Politik

Ostsee-Kabel beschädigt: Ermittlungen und auffällige Schiffsbewegungen - welche Rolle spielt China?

Nach Beginn der Untersuchungen zu Schäden an zwei wichtigen Kommunikationskabeln in der Ostsee, gibt es eine mögliche Verbindung zu einem chinesischen Frachter. Peking reagierte auf die Erkenntnisse zunächst zurückhaltend. Welche Rolle spielt China rund um die beschädigten Ostsee-Kabel und was hat das alles mit dem Ukraine-Krieg zu tun?
20.11.2024 14:29
Aktualisiert: 20.11.2024 14:29
Lesezeit: 1 min

Auf einen Bericht der "Financial Times", wonach das unter chinesischer Flagge fahrende Schiff "Yi Peng 3" zum Zeitpunkt der Beschädigungen in der Nähe der Kabel unterwegs gewesen sei, erklärte das Außenministerium, man habe keine Kenntnis von der Angelegenheit. China erfülle stets seine Verpflichtungen als Flaggenstaat und fordere von chinesischen Schiffen, die jeweiligen Gesetze strikt einzuhalten, betonte Sprecher Lin Jian in Peking. Der Schutz von Unterwasser-Infrastruktur, wie etwa dem Ostsee-Kabel, habe für China hohe Priorität, erklärte er.

Das beschädigte Glasfaserkabel verbindet Helsinki mit Rostock und fungiert als essenzielle Datenautobahn für Rechenzentren in Mittel- und Nordeuropa. Bislang sollen die Schäden keine größeren Auswirkungen auf Internetverbindungen oder den Datenverkehr verursacht haben.

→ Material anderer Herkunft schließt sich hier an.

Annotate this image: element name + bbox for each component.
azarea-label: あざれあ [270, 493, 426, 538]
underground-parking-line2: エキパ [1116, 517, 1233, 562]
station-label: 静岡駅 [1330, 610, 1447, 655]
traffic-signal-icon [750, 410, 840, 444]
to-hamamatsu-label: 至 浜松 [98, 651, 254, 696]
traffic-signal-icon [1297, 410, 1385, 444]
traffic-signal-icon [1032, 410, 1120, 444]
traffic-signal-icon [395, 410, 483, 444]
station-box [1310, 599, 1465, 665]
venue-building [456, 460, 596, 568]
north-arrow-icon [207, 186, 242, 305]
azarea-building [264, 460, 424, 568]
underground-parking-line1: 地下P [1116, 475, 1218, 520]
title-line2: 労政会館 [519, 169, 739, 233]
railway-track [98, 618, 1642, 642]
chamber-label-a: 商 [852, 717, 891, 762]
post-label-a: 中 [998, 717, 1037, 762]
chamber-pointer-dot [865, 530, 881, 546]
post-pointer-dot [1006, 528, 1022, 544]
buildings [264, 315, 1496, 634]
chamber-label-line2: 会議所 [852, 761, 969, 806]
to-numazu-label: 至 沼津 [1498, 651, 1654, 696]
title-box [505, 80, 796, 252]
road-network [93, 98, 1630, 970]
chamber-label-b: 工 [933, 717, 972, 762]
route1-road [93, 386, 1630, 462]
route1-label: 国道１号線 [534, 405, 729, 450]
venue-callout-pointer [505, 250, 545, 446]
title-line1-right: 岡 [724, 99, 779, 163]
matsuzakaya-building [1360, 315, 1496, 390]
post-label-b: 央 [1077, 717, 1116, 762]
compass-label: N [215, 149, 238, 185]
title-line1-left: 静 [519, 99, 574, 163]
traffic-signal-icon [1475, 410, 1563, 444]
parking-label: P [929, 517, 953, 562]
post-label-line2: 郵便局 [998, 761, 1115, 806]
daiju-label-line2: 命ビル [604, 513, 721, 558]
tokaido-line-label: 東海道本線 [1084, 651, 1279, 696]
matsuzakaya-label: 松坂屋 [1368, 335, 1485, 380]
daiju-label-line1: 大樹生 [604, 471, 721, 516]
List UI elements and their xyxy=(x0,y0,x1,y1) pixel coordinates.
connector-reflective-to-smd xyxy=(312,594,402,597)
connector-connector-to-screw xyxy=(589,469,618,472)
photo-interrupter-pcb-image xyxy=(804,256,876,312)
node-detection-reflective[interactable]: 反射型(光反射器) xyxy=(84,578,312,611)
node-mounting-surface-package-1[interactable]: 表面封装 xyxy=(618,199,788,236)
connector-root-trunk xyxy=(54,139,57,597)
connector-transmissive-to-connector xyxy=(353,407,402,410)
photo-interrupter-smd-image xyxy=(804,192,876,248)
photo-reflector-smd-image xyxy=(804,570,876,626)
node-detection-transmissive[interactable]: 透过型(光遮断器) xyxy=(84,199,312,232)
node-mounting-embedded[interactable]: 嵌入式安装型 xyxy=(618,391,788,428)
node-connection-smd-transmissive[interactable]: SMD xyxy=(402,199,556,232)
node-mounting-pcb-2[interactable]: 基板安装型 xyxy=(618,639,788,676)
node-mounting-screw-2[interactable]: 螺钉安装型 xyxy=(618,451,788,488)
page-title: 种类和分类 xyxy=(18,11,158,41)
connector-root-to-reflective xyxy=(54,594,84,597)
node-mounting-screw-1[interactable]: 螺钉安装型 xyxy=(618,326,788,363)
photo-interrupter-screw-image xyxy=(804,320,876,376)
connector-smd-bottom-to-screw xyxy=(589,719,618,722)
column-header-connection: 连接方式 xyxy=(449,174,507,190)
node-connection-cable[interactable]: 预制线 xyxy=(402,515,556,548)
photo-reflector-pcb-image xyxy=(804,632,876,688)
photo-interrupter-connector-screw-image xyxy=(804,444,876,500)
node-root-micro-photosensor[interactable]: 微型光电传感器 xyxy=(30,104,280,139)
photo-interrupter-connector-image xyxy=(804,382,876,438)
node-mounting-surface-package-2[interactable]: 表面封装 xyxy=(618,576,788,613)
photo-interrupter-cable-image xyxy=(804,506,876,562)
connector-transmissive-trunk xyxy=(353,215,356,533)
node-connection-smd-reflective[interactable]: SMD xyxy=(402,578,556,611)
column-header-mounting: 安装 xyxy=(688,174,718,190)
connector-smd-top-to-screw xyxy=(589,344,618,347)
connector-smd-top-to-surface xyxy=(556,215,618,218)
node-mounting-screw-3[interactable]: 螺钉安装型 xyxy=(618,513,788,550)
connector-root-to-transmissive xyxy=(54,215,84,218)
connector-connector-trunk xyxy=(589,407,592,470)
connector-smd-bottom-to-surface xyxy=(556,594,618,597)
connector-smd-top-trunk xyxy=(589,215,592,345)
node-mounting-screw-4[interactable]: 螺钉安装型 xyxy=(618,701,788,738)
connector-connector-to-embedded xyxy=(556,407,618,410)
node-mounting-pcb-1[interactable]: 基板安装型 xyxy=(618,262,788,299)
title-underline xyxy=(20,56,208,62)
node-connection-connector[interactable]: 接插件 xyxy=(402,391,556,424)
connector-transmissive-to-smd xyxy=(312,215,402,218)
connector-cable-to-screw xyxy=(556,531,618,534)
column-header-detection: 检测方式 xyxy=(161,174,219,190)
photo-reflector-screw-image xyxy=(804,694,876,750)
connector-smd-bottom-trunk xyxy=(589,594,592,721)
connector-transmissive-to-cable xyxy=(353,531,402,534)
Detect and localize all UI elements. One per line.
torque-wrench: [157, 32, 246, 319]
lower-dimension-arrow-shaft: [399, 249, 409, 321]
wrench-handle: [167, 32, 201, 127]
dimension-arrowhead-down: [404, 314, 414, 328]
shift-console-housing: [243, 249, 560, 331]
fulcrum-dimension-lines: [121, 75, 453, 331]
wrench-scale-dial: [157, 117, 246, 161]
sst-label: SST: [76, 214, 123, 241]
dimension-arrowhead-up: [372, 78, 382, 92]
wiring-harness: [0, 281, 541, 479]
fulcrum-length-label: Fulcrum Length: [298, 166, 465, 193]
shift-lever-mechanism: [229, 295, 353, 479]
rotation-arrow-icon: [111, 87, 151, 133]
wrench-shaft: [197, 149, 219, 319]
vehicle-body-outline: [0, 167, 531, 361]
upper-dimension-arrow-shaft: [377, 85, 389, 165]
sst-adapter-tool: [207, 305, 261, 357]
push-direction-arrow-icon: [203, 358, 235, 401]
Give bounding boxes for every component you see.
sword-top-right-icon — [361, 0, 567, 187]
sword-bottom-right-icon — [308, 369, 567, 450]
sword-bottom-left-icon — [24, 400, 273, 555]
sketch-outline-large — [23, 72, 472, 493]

Ostsee-Kabel beschädigt: Auffällige Schiffsbewegungen

Schwedische und finnische Medien berichteten ebenfalls, das chinesische Schiff habe sich an den Orten der Beschädigungen des Ostsee-Kabels aufgehalten. Dabei soll das zur Identifikation genutzte AIS-Funksignal des Frachters zeitweise ausgefallen sein. Der schwedische Minister für Zivilverteidigung, Carl-Oskar Bohlin, sprach von auffälligen Bewegungen eines Schiffes, die mit den Zeitpunkten der Schäden zusammenfielen, nannte jedoch keinen Schiffsnamen.

Der schwedische Rundfunksender SVT meldete zudem, dass Marineschiffe aus Nato-Staaten das aus einem russischen Ölhafen kommende Schiff nach den Vorfällen beschattet hätten. Auf dem Weg aus der Ostsee in den Kattegat zwischen Dänemark und Schweden sollen mehrere dänische Patrouillenschiffe das chinesische Schiff begleitet haben.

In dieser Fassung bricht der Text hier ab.